Vier Samstage – vier Bilderbücher sind die Ausbeute dieses Frühlingsmonats: mit zwei gleichen Formen der Ablichtung: beim Fototag im Dinokindergarten und in Dieter Böges „Alle wollen ein Bild, aber nicht irgendeines“. Außerdem gibt es eine Suche nach dem Quadratischen unserer Zivilisation und ein kleiner Junge würde gern schwimmen gehen, wird aber täglich aufs Neue am Sprung ins Wasser gehindert.
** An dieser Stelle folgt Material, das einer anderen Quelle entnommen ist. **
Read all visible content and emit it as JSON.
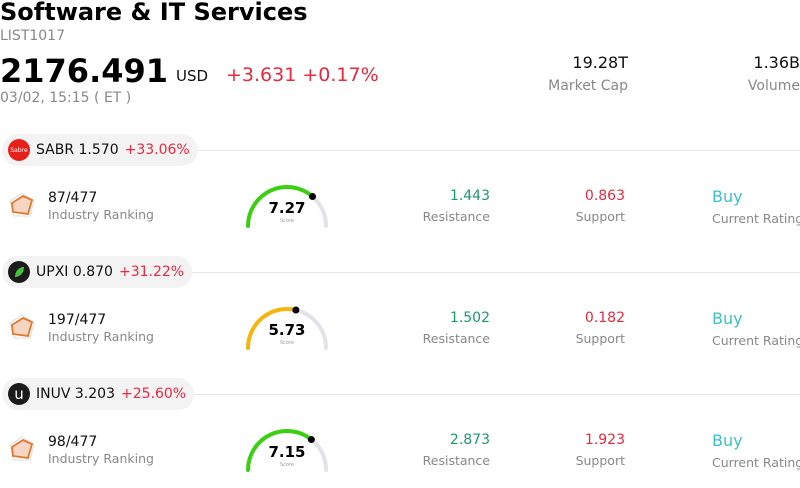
{
  "header": {
    "title": "Software & IT Services",
    "code": "LIST1017",
    "price": "2176.491",
    "currency": "USD",
    "change": "+3.631 +0.17%",
    "time": "03/02, 15:15  ( ET )",
    "market_cap_value": "19.28T",
    "market_cap_label": "Market Cap",
    "volume_value": "1.36B",
    "volume_label": "Volume"
  },
  "stocks": [
    {
      "ticker": "SABR",
      "price": "1.570",
      "change": "+33.06%",
      "logo_text": "Sabre",
      "logo_color": "#e8201a",
      "ranking": "87/477",
      "ranking_label": "Industry Ranking",
      "score": "7.27",
      "score_value": 7.27,
      "score_color": "#3ccf11",
      "score_label": "Score",
      "resistance": "1.443",
      "resistance_label": "Resistance",
      "support": "0.863",
      "support_label": "Support",
      "rating": "Buy",
      "rating_label": "Current Rating"
    },
    {
      "ticker": "UPXI",
      "price": "0.870",
      "change": "+31.22%",
      "logo_text": "",
      "logo_color": "#1b1b1b",
      "ranking": "197/477",
      "ranking_label": "Industry Ranking",
      "score": "5.73",
      "score_value": 5.73,
      "score_color": "#f5b50e",
      "score_label": "Score",
      "resistance": "1.502",
      "resistance_label": "Resistance",
      "support": "0.182",
      "support_label": "Support",
      "rating": "Buy",
      "rating_label": "Current Rating"
    },
    {
      "ticker": "INUV",
      "price": "3.203",
      "change": "+25.60%",
      "logo_text": "u",
      "logo_color": "#1b1b1b",
      "ranking": "98/477",
      "ranking_label": "Industry Ranking",
      "score": "7.15",
      "score_value": 7.15,
      "score_color": "#3ccf11",
      "score_label": "Score",
      "resistance": "2.873",
      "resistance_label": "Resistance",
      "support": "1.923",
      "support_label": "Support",
      "rating": "Buy",
      "rating_label": "Current Rating"
    }
  ]
}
Der englische Illustrator Sean Julian – hierzulande bekanntgeworden mit Büchern wie „Tut mir leid, kleiner Uhu“ und „Krach in der Bärenhöhle“ – verbindet die Lebenswelt von Kleinkindern mit einer ihrer größten Faszinationen: den Dinosauriern. Für den Fototag im Kindergarten von Frau Horn hat das Triceratops-Mädchen „Frida“ extra ihren Lieblingshut, ein Geschenk der Oma, aufgesetzt, der keinesfalls schmutzig werden darf: „Frida versucht wirklich, sich zurückzuhalten. Aber schon bald springt sie in Pfützen, buddelt im Sand, dreht ein paar Runden auf dem Roller und saust mit ihren Freunden die Wasserrutsche runter.“ Es kommt, wie es kommen muss: der Hut verschwindet.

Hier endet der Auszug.